WEF Members At Davos Meeting Express Concern Over Another Potential Trump Presidency

When asked about a second Trump term, Al Gore said 'this may be a year of significant surprises'


WEF Members At Davos Meeting Express Concern Over Another Potential Trump Presidency

The World Economic Forum’s (WEF’s) annual meeting in Davos, Switzerland opens on the same day as the Iowa caucuses.


Despite the conference being thousands of miles away from the location that kicks off the 2024 presidential election season, U.S. politics are top-of-mind for some attendees.


Specifically, CEOs, bankers, and policymakers in attendance are expressing concern over the possibility of a second term for former President Donald Trump.

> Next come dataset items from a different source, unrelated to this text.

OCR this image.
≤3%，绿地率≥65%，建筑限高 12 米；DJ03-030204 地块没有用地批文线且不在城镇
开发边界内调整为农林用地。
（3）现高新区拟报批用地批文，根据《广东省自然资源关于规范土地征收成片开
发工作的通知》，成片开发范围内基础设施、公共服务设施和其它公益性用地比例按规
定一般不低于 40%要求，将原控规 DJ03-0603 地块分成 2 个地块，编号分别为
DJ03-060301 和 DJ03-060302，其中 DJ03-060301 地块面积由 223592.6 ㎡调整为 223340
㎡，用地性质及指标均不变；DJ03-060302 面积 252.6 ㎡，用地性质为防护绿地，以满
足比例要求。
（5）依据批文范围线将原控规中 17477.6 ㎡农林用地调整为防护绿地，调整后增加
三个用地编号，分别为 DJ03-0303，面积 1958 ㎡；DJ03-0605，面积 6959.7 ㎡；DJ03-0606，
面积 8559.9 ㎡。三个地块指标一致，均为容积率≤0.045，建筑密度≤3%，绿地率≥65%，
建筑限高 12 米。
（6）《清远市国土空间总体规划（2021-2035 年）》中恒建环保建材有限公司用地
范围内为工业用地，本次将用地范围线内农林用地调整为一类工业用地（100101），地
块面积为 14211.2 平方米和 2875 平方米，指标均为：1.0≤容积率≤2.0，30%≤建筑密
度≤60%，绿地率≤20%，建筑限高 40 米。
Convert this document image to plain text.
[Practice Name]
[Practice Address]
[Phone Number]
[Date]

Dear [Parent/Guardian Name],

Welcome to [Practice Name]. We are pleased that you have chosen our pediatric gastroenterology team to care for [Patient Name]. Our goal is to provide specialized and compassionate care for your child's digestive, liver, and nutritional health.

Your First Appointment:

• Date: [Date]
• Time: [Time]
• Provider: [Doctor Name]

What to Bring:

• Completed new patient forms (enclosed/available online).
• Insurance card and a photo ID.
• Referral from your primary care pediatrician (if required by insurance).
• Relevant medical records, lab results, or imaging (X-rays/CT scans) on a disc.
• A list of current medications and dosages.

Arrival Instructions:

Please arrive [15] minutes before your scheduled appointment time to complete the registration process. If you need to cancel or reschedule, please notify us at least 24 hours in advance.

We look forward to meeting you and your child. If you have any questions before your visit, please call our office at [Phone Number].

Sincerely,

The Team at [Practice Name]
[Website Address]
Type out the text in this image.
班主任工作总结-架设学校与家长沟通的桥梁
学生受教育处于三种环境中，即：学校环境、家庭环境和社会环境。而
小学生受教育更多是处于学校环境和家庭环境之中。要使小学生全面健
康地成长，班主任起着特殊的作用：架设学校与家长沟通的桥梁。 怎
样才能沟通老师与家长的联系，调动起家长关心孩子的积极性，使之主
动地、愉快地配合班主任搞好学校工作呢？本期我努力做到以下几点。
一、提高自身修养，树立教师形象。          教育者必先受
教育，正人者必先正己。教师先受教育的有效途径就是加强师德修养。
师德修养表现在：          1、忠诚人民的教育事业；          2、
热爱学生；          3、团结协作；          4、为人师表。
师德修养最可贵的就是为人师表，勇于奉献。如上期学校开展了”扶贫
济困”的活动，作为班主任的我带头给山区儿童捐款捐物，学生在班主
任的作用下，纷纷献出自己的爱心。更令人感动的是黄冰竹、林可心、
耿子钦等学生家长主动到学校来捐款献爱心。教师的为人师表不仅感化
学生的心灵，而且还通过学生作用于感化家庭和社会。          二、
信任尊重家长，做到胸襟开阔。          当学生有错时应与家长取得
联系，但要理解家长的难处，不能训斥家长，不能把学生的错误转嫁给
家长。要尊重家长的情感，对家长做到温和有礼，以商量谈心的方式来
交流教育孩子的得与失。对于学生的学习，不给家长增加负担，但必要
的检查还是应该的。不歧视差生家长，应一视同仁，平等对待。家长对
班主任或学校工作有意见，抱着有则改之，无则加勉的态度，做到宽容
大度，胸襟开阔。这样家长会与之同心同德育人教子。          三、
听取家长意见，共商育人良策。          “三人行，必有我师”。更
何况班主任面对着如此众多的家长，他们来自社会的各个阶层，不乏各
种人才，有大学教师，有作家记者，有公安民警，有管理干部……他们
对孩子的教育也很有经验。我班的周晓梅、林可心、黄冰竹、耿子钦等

“You know, we’ve been there before, we survived it, so we’ll see what it means,” BlackRock Inc. Vice Chairman Philipp Hildebrand told Bloomberg Television during an interview. “Certainly from a European perspective, from a kind of globalist, Atlanticist perspective, it’s of course a great concern.”


Hildebrand previously headed Switzerland’s central bank and resigned from his position in 2012 amid a scandal involving his wife, who engaged in a currency exchange that allowed her to profit from a policy change made by the central bank.


Hildebrand has previously leveled criticism at Trump. During the WEF conference in 2018, he said that Trump’s “protectionist U.S. trade policy is the biggest risk to global economic recovery.”


This year, former U.S. Vice President Al Gore is among the voices concerned over the potential of another Trump presidency but suggested his re-election is not guaranteed.


“I don’t think that it’s a foregone conclusion,” he told Bloomberg Television in Davos. “I’ve been through the process, I’ve run four national campaigns over the years and seen it from that perspective. I’ve seen a lot of surprises over the years. Something tells me this may be a year of significant surprises. I hope it’s the case because I don’t want to see him re-nominated and re-elected.”



Gore also cautioned about giving the Iowa caucuses too much weight.


“I’m not sure they’re as significant as some believe," he said. “There have been so many examples – last time in 2016 Ted Cruz won the Iowa caucus, and then it mattered not a whit. We’ve seen others win the Iowa caucus on the Republican side and then disappear.”